Trust, often seen as the bedrock of successful collaboration, can paradoxically hinder its effectiveness. Explore how over-reliance on trust can stifle innovation, limit diversity of thought, and ultimately, impede collaborative success.
Leaders should be aware of a counterintuitive risk of trust
A strong emphasis on trust can lead to inertia as employees might prioritize appearing trustworthy over behavior necessary for good, collaborative decision making.
- Shift attention away from creating trust toward information sharing, perspective taking, and effective turn taking to make progress.
How our focus on trust drives inertia and poor decision making
It’s much harder for people to work together on high-impact, complex transformation challenges if they’re more concerned with appearing trustworthy than with effective exchange of information and ideas
- New individuals hold back information, challenging questions, and out-of-the-box ideas in order to establish themselves as competent, benevolent, and trustworthy
- Individuals representing the old norm who are not experts in the area of transformation hold back questions and hide ignorance and knowledge gaps
- The more an organization emphasizes the importance of trust, the more the behaviors above amplify
How to keep trust from getting in the way
To maximize productive behavior and strategic progress when gathering diverse groups to solve important, complex challenges, leaders are wise to communicate that: Trust is important to many aspects of organizational success, but interpersonal trust is not a prerequisite for collaboration.
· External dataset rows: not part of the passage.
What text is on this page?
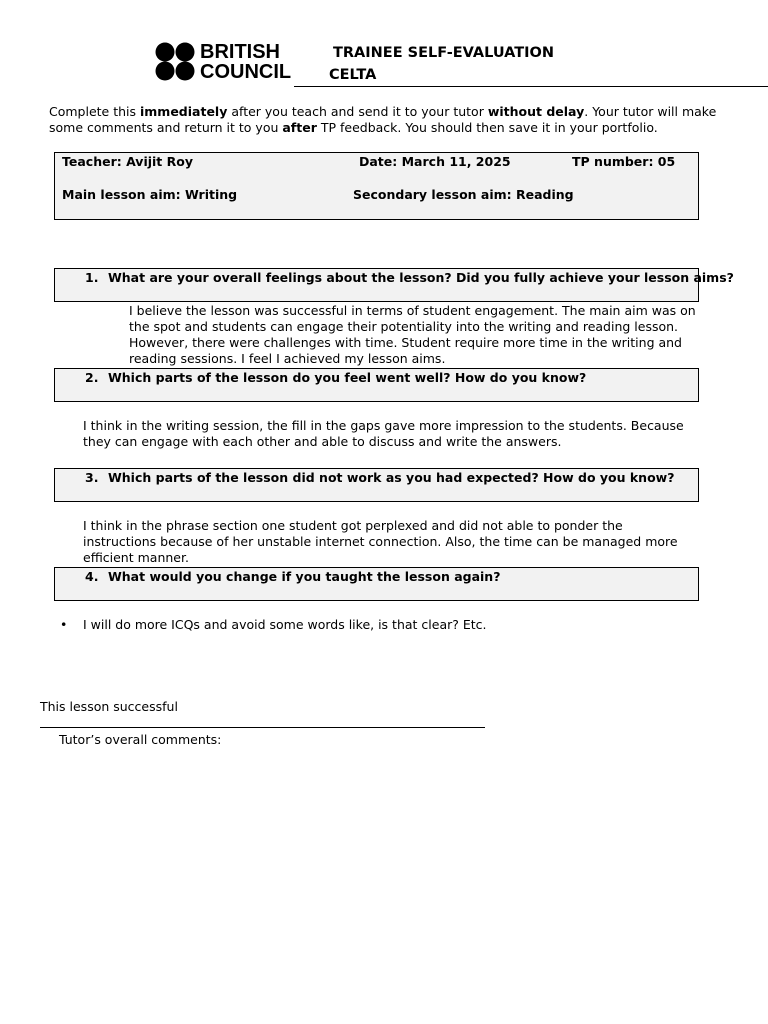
BRITISH
COUNCIL
TRAINEE SELF-EVALUATION
CELTA
Complete this immediately after you teach and send it to your tutor without delay. Your tutor will make some comments and return it to you after TP feedback. You should then save it in your portfolio.
Teacher: Avijit Roy	Date: March 11, 2025	TP number: 05
Main lesson aim: Writing	Secondary lesson aim: Reading
1. What are your overall feelings about the lesson? Did you fully achieve your lesson aims?
I believe the lesson was successful in terms of student engagement. The main aim was on the spot and students can engage their potentiality into the writing and reading lesson. However, there were challenges with time. Student require more time in the writing and reading sessions. I feel I achieved my lesson aims.
2. Which parts of the lesson do you feel went well? How do you know?
I think in the writing session, the fill in the gaps gave more impression to the students. Because they can engage with each other and able to discuss and write the answers.
3. Which parts of the lesson did not work as you had expected? How do you know?
I think in the phrase section one student got perplexed and did not able to ponder the instructions because of her unstable internet connection. Also, the time can be managed more efficient manner.
4. What would you change if you taught the lesson again?
• I will do more ICQs and avoid some words like, is that clear? Etc.
This lesson successful
Tutor’s overall comments:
- Everyone involved is responsible for creating an atmosphere where others can act with both candor and vulnerability when sharing their perspective.
Building trust vs. proving trustworthiness
A strong emphasis on trust can lead to inertia as employees might prioritize appearing trustworthy over behavior necessary for good, collaborative decision making
- Over emphasizing trust can hinder collaborative decision-making and cause inertia, and it is important to strike the right balance between trust and progress
How trust and distrust interfere with decision making
In a fast-changing environment, you need access to accurate and updated data in order to make good decisions.
- Being able to include new individuals and their information into teams and decision-making processes is the second requirement for collaborative decision making.